Sunday, February 19, 2012

1954 Chevrolet Bel Air Convertible



"Here is a car that's so easy to drive  . . .  so spirited  . . .  so smartly styled  . . .  that it easily doubles your traveling enjoyment. Fact is, 'most any trip is a pleasure trip in a new Chevrolet Bel Air Convertible. You'll like the vacation-size luggage compartment  . . .  the durable, washable vinyl upholstery that keeps its good looks over the miles. And, you can have any or all of the automatic power features you want as extra-cost options. See the new Bel Air Convertible at your Chevrolet dealer's soon."
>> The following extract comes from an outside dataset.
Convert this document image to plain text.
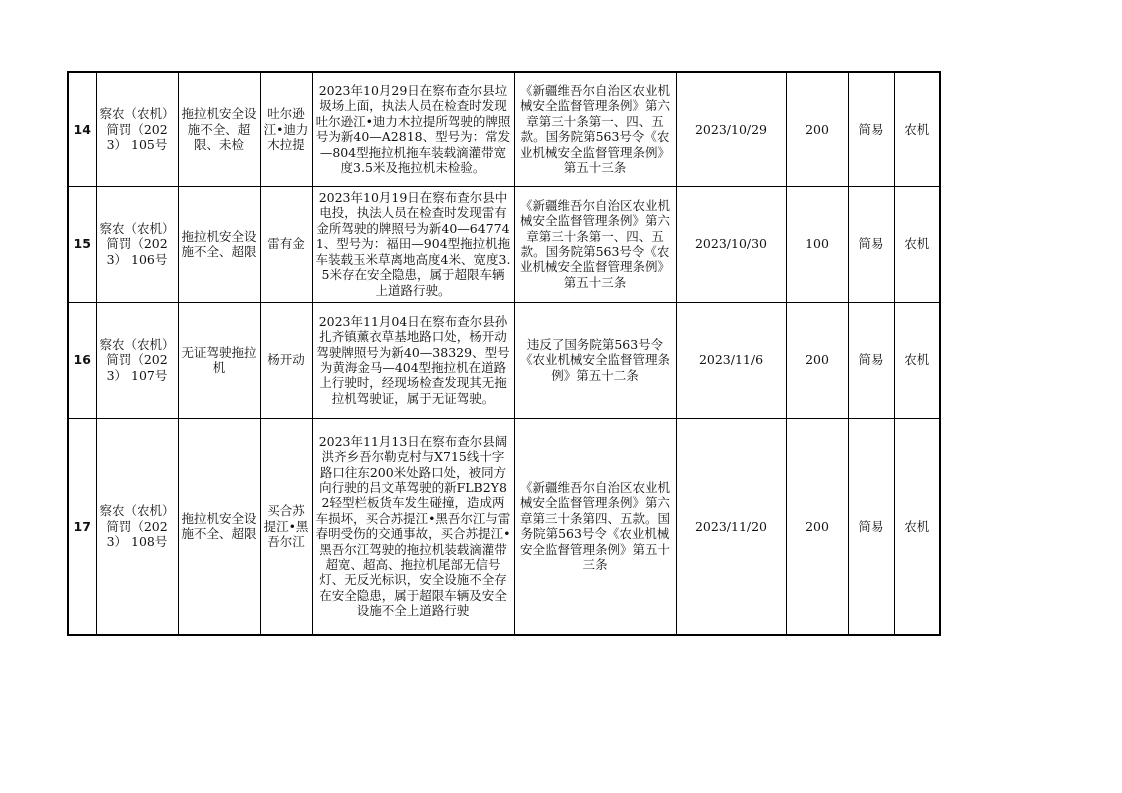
14	察农（农机）简罚（2023） 105号	拖拉机安全设施不全、超限、未检	吐尔逊江•迪力木拉提	2023年10月29日在察布查尔县垃圾场上面，执法人员在检查时发现吐尔逊江•迪力木拉提所驾驶的牌照号为新40—A2818、型号为：常发—804型拖拉机拖车装载滴灌带宽度3.5米及拖拉机未检验。	《新疆维吾尔自治区农业机械安全监督管理条例》第六章第三十条第一、四、五款。国务院第563号令《农业机械安全监督管理条例》第五十三条	2023/10/29	200	简易	农机
15	察农（农机）简罚（2023） 106号	拖拉机安全设施不全、超限	雷有金	2023年10月19日在察布查尔县中电投，执法人员在检查时发现雷有金所驾驶的牌照号为新40—647741、型号为：福田—904型拖拉机拖车装载玉米草离地高度4米、宽度3.5米存在安全隐患，属于超限车辆上道路行驶。	《新疆维吾尔自治区农业机械安全监督管理条例》第六章第三十条第一、四、五款。国务院第563号令《农业机械安全监督管理条例》第五十三条	2023/10/30	100	简易	农机
16	察农（农机）简罚（2023） 107号	无证驾驶拖拉机	杨开动	2023年11月04日在察布查尔县孙扎齐镇薰衣草基地路口处，杨开动驾驶牌照号为新40—38329、型号为黄海金马—404型拖拉机在道路上行驶时，经现场检查发现其无拖拉机驾驶证，属于无证驾驶。	违反了国务院第563号令《农业机械安全监督管理条例》第五十二条	2023/11/6	200	简易	农机
17	察农（农机）简罚（2023） 108号	拖拉机安全设施不全、超限	买合苏提江•黑吾尔江	2023年11月13日在察布查尔县阔洪齐乡吾尔勒克村与X715线十字路口往东200米处路口处，被同方向行驶的吕文革驾驶的新FLB2Y82轻型栏板货车发生碰撞，造成两车损坏，买合苏提江•黑吾尔江与雷春明受伤的交通事故，买合苏提江•黑吾尔江驾驶的拖拉机装载滴灌带超宽、超高、拖拉机尾部无信号灯、无反光标识，安全设施不全存在安全隐患，属于超限车辆及安全设施不全上道路行驶	《新疆维吾尔自治区农业机械安全监督管理条例》第六章第三十条第四、五款。国务院第563号令《农业机械安全监督管理条例》第五十三条	2023/11/20	200	简易	农机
We seriously doubt that you can find a much better looking Chevrolet Bel Air Convertible across the Florida Strait. Mind you: this ain't Miami, this is Cuba, where official dealerships, factory spare parts or old-car junkyards are non-existent. All the more, we marvel at the determination and stamina of the cuban motorists who keep their cars in such a good condition! But then again, good looks make for good business. Our pictured Chevy Bel Air convertible, much like others, is frequently used as a parade car for fiestas de quince, and that secures a good and steady income for its owner.
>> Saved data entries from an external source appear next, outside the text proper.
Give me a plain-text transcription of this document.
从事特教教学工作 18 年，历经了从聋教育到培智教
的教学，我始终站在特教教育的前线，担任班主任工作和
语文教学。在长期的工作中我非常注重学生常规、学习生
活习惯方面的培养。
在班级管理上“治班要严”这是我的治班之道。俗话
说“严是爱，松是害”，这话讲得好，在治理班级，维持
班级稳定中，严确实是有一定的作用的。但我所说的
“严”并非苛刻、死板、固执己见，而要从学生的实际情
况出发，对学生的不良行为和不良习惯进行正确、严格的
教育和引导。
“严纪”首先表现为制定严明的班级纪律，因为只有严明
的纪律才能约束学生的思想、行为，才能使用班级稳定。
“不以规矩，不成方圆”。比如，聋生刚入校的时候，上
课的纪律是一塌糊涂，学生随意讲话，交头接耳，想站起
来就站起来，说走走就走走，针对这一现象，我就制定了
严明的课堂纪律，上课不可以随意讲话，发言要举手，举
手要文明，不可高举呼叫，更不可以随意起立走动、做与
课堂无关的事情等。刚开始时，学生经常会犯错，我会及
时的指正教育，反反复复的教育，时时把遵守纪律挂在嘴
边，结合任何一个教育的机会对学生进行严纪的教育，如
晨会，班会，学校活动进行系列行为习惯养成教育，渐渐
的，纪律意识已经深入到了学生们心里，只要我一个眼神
In the traditional hierarchy, convertibles were always among the best-equipped and costliest cars in the lineup of any manufacturer, and therefore you can find quite a few postwar convertibles on cuban roads, although the climatic conditions here make open driving not as exciting as one might think. Yet, to own the top model was reason enough for many choferes in Cuba's show-off society to put a convertible in their garage – or better in front of it. However, as soon as the trendy "hardtop convertibles" became fashionable, "real" convertibles gradually disappeared from the customer's wish-list.

Same car in new suit, Chevrolets lineup was completely restyled for 1953, and looked dashing. Under the skin, the cars still had the mechanics of their predecessors, but such loud two-tone colors and interior appointments were previously unseen in Chevrolet's price class and they made the competition look quite bland. Once again, Harley Earl and GM Styling were boldly setting the trend – and the whole industry followed. Especially the Bel Air convertible excelled in the style department, matching interior hues and "fashion fiesta" exterior colors. No one would like to sit on plastic seats today, but back in 1954, an all-vinyl interior was chic: "The gay, color-harmonized interior is distinctively tailored. The all-vinyl seats and sidewalls stay new-looking  . . .  wash clean in a jiffy."